We often reach out to connect with anyone who has submitted a report to gather more information about the concern, identify support strategies, and collaborate on informal resolutions as appropriate. However, due to FERPA regulations, we may not be able to follow up with you about your report or provide specific information about the resolution of the incident. Rest assured, if you receive the confirmation message from Maxient, your report has been submitted, and someone will be investigating and addressing the concern according to our practice, policies, and procedures.
I have a disruptive student in my class/office. What can I do?

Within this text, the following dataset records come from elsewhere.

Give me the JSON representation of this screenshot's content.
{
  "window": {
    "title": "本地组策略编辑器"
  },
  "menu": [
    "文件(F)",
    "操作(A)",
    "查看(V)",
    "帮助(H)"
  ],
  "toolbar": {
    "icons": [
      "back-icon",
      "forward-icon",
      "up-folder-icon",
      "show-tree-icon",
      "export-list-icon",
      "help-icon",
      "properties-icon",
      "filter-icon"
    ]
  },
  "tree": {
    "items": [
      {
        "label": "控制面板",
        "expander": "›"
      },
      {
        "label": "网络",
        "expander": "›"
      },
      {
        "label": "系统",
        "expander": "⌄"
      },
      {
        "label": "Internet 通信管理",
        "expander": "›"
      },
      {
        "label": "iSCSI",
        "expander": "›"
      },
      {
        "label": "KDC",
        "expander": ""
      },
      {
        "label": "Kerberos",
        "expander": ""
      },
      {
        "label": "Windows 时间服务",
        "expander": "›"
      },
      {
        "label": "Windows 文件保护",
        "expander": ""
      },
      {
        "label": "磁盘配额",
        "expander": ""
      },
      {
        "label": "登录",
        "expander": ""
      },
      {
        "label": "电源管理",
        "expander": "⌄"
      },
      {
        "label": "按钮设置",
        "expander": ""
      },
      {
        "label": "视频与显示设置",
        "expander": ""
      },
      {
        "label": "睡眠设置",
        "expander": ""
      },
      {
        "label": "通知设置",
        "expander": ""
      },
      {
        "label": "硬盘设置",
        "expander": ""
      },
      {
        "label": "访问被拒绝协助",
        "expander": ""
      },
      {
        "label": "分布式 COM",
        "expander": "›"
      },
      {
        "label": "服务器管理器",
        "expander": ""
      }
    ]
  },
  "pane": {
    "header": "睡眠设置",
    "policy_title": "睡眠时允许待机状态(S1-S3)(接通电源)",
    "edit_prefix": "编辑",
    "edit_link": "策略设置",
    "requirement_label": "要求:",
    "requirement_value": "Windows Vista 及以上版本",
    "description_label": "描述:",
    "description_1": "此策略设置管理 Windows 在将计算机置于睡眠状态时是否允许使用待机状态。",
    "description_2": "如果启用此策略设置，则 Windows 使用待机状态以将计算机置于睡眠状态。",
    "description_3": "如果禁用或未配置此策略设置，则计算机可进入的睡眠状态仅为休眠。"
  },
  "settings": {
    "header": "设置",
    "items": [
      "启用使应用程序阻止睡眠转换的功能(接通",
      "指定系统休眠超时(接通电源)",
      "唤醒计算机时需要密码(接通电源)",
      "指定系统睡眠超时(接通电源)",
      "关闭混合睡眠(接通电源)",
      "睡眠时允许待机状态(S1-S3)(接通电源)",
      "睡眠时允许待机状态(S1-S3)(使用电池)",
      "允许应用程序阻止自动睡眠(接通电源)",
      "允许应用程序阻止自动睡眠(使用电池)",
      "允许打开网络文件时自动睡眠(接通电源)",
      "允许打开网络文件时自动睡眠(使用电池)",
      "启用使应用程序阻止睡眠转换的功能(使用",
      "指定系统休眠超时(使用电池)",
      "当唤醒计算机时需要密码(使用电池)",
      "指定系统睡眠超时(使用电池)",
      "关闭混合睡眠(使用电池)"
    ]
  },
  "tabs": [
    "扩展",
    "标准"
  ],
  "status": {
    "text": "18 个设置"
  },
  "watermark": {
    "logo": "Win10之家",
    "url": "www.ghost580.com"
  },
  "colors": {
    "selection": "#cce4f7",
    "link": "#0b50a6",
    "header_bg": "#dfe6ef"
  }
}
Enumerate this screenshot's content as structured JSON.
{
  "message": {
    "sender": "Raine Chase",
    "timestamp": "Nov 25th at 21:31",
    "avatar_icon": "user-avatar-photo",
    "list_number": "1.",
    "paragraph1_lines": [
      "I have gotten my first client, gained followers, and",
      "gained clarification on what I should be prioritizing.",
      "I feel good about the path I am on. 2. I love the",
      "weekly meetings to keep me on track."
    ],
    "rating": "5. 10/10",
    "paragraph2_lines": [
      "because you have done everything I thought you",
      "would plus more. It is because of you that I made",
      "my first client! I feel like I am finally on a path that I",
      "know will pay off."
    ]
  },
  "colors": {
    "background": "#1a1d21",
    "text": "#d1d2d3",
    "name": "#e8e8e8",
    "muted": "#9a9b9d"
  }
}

Faculty have the right to determine appropriate classroom expectations and to set boundaries to maintain an effective teaching and learning environment. An instructor may dismiss a student from any single class session during which the student is being disruptive and has not responded to requests or directions to change their behavior.
After such an event, an incident report should be filed. The student has the right to return the next class day and try to abide by expectations again. The Office of Student Conduct and Community Standards generally is unable to remove a disruptive student from a registered course. If the student has made direct threats of violence, there may be some options for delaying return to the classroom until an issue has been formally resolved. For information about the University of Oregon’s Behavioral Evaluation and Threat Assessment team, go to betateam.uoregon.edu.
I am a faculty member, not a student. Why do I have to follow the procedures outlined in the Student Conduct Code and the Standard Operating Procedures for Academic Misconduct?
You may wonder why attention to the outlined procedures is necessary, particularly when it is obvious (or at least appears to be obvious) that a student has cheated.
One reason is rooted in the consistent judicial interpretation of the guaranteed due process of law under the Fourteenth Amendment of the U.S. Constitution. Unlike the highly subjective process of evaluating the quality of a student's performance on assignments, which has been afforded considerable judicial deference, an allegation of academic misconduct is an assertion that a person has violated a university rule. Whether or not that assertion is true is a fact to be established—not assumed—even when such an assumption seems quite reasonable.
Confronting what appears to be impermissible behavior is certainly appropriate, but keep in mind that many students have difficulty acknowledging their involvement in academic dishonesty and may deny any wrongdoing, even when reportedly “caught in the act.” Some students, in fact, are incredibly contentious despite compelling evidence against them. And students facing probable suspension (likely for repeated and/or egregious violations) may feel that they have nothing to lose in challenging allegations, notwithstanding the evidence. Students may also be inclined to shift the focus from the evidence of their misconduct to any possible missteps by the university in the conduct process.
Not surprisingly, courts have remained insistent that colleges and universities, at a minimum, follow their own procedures. Those in effect at the UO have been designed to protect the interests of students, faculty members, administrators, and the institution. Evidence so convincing as to substantiate an on-the-spot determination that a student is cheating should remain sufficiently compelling after the incident if the accused student disputes the allegation.
In short, observing the established procedures for student conduct matters is essential, even if the outlined steps appear to be unnecessary and burdensome requirements for reaching a conclusion. Such legalities may at times cause understandable frustrations, but they are realities under which we are obliged to function. Following the proper steps rarely prevents us from arriving at an appropriate outcome. Our goal is to do so in a manner that is beyond reproach. This, of course, requires a collaborative effort by all of us at the university who place a high value on academic integrity.